Mott law as lower bound for a random walk in a random environment

TL;DR

This paper proves that the diffusion of a random walk in a disordered medium is bounded below by Mott's law, linking microscopic hopping dynamics to macroscopic conductivity in strongly localized electronic systems.

Contribution

It establishes a rigorous lower bound for the diffusion coefficient of a random walk in a random environment, matching Mott's law for variable range hopping conductivity.

Findings

Diffusion converges to a Brownian motion with a lower bound given by Mott's law.
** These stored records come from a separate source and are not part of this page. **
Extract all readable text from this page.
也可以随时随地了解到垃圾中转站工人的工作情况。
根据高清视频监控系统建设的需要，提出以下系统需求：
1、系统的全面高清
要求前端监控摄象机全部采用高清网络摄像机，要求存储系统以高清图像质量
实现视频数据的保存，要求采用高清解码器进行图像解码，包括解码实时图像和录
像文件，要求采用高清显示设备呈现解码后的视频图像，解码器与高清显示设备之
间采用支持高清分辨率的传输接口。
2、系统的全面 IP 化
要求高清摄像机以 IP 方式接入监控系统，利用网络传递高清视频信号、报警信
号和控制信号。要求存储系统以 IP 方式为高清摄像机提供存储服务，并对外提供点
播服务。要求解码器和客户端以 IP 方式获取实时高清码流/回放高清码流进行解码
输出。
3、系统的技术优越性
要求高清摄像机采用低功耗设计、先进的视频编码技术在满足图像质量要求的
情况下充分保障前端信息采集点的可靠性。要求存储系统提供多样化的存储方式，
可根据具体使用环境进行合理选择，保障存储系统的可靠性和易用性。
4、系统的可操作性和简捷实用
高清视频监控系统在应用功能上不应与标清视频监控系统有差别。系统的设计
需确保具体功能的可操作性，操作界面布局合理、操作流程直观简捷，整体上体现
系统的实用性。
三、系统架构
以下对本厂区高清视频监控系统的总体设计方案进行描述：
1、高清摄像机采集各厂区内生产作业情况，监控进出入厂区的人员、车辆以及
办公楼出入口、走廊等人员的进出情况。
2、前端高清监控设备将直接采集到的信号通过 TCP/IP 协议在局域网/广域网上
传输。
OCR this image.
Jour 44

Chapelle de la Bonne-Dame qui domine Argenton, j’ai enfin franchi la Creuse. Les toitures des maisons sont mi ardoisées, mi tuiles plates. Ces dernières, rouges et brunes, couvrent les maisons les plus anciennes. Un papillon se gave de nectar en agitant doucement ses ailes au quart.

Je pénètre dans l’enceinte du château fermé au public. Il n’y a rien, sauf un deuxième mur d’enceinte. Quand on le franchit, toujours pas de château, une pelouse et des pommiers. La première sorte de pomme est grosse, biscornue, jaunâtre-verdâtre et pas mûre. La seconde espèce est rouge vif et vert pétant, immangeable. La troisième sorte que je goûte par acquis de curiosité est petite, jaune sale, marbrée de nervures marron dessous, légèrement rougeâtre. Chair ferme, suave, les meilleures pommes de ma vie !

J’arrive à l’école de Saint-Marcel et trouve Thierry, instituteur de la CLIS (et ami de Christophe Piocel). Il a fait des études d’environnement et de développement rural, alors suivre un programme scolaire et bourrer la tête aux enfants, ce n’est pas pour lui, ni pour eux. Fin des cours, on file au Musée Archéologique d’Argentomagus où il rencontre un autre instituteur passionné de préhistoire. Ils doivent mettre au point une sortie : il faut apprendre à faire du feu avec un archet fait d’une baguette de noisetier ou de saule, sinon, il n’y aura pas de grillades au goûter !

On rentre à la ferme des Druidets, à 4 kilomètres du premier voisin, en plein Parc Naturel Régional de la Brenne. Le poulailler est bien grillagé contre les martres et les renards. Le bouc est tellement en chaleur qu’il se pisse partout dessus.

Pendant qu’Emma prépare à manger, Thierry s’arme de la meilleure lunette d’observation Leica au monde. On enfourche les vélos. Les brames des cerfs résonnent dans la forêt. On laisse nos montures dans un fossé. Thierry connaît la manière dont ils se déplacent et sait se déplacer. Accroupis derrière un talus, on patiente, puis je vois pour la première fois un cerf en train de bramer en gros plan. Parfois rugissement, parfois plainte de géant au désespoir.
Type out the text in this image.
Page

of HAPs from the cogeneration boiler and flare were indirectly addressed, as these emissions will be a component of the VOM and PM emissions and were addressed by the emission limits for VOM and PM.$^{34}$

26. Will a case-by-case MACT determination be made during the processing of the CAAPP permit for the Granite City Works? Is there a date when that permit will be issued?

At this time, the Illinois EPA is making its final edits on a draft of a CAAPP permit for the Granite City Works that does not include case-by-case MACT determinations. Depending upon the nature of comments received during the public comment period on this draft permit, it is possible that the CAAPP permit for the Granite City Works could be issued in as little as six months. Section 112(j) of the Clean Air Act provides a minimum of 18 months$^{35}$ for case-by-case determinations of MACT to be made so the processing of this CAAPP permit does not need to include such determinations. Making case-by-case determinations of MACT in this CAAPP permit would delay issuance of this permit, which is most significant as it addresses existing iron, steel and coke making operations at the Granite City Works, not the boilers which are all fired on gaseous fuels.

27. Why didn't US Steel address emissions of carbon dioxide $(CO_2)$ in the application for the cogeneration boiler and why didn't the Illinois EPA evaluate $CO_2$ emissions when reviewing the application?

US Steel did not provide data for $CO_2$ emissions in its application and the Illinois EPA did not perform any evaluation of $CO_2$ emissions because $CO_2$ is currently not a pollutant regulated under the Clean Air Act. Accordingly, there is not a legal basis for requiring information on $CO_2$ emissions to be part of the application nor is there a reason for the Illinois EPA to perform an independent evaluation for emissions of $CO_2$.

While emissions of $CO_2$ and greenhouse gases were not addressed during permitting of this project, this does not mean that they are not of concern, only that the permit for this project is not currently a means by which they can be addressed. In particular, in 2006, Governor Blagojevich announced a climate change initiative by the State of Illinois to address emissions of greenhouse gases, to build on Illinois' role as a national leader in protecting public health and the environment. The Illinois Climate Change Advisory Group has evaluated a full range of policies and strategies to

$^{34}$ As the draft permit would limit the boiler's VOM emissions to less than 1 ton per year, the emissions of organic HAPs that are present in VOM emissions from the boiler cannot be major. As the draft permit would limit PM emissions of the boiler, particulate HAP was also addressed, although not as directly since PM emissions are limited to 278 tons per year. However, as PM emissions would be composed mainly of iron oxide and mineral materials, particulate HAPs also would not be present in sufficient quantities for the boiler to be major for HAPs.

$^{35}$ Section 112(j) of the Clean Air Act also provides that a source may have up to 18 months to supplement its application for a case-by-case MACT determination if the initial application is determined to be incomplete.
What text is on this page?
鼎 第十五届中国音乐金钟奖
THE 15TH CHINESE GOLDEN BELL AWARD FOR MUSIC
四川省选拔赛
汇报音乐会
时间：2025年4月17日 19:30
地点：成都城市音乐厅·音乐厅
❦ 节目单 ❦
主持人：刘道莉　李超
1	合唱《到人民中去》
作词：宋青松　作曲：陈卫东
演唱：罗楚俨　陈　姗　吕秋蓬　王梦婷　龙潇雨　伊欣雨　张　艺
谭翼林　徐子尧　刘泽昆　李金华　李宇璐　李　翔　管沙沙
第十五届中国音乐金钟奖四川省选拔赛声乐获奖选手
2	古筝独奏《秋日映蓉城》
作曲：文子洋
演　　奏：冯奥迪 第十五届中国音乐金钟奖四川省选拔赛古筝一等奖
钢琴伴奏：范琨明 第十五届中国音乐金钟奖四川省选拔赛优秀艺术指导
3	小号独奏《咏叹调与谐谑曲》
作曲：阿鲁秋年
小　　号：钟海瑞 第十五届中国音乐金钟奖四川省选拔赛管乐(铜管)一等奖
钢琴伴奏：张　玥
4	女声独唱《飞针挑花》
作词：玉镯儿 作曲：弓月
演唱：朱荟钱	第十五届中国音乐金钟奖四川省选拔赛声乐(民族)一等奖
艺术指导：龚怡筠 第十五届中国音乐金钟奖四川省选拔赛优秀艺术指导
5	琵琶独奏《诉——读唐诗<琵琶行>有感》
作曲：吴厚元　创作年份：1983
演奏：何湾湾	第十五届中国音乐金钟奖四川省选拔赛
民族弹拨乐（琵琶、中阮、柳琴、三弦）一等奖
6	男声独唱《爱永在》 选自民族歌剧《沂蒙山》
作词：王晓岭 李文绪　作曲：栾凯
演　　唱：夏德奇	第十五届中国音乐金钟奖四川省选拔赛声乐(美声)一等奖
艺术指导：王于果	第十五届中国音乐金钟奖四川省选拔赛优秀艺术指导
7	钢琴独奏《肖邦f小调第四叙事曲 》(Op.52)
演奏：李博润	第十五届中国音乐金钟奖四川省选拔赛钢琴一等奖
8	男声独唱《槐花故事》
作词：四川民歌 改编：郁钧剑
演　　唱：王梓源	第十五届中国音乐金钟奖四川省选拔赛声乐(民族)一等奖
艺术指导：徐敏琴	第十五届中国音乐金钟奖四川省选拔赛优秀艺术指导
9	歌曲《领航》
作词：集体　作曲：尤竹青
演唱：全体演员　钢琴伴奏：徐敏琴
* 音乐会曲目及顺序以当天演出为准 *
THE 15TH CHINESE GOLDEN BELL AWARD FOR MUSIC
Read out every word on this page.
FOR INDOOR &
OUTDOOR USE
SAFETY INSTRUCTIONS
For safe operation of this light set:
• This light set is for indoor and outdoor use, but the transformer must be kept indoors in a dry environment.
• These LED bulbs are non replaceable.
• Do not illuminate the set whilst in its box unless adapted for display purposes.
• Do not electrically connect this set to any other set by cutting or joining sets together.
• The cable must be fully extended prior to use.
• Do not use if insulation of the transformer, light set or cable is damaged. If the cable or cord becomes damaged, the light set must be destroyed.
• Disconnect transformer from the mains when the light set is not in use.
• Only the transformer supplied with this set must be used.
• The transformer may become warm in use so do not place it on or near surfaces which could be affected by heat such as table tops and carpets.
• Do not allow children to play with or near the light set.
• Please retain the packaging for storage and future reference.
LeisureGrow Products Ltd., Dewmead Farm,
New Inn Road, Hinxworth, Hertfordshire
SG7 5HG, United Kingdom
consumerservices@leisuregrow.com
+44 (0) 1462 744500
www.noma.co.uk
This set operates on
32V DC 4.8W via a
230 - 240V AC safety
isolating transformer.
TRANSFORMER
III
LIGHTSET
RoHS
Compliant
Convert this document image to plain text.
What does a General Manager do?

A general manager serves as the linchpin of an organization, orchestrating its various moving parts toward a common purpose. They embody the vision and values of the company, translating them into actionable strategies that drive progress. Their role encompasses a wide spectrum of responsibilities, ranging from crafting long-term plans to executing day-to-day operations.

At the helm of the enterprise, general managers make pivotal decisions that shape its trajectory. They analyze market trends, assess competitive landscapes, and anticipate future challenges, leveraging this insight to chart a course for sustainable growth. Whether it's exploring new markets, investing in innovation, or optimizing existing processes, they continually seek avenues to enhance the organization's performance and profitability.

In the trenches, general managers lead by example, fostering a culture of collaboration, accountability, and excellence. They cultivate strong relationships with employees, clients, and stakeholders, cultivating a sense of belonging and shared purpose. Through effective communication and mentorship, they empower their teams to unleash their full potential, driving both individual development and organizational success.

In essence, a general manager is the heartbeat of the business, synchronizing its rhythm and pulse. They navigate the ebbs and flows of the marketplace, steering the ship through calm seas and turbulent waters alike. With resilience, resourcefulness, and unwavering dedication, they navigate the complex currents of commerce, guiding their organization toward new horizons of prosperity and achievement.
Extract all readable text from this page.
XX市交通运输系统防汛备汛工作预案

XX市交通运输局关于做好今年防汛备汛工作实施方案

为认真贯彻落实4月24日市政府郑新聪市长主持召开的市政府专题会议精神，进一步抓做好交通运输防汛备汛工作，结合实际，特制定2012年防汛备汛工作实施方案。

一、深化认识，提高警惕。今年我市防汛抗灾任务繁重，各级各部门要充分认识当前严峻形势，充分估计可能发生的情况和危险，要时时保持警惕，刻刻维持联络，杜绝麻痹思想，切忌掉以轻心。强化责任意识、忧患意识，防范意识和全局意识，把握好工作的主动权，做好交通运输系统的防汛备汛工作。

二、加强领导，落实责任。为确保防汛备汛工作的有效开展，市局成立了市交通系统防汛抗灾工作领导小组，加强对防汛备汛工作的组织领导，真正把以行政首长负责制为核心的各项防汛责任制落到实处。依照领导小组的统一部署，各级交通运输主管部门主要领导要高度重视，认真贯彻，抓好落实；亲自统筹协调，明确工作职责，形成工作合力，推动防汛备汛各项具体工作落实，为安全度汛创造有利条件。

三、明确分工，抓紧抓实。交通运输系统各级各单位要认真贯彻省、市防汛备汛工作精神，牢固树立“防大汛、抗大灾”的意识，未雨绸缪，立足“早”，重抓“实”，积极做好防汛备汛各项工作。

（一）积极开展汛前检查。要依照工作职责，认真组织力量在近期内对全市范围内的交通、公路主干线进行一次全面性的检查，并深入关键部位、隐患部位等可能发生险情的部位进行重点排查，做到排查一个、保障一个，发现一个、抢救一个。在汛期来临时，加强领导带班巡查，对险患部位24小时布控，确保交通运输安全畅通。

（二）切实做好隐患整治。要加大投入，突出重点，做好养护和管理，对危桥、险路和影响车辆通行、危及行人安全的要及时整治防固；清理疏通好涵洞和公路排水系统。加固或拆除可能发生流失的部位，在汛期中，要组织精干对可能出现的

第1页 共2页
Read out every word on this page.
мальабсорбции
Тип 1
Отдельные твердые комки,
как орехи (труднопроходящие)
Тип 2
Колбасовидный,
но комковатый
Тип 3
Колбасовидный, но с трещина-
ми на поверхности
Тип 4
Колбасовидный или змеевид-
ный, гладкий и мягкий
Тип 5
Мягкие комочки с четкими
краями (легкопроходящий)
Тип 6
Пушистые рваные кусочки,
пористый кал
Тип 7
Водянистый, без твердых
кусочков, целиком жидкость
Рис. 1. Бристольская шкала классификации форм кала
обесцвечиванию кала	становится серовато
The lower bound is proven using percolation theory estimates.

The model captures phonon-induced electron hopping in disordered solids.

Abstract

We consider a random walk on the support of a stationary simple point process on $R^d$, $d\geq 2$ which satisfies a mixing condition w.r.t.the translations or has a strictly positive density uniformly on large enough cubes. Furthermore the point process is furnished with independent random bounded energy marks. The transition rates of the random walk decay exponentially in the jump distances and depend on the energies through a factor of the Boltzmann-type. This is an effective model for the phonon-induced hopping of electrons in disordered solids within the regime of strong Anderson localization. We show that the rescaled random walk converges to a Brownian motion whose diffusion coefficient is bounded below by Mott's law for the variable range hopping conductivity at zero frequency. The proof of the lower bound involves estimates for the supercritical regime of an associated site percolation problem.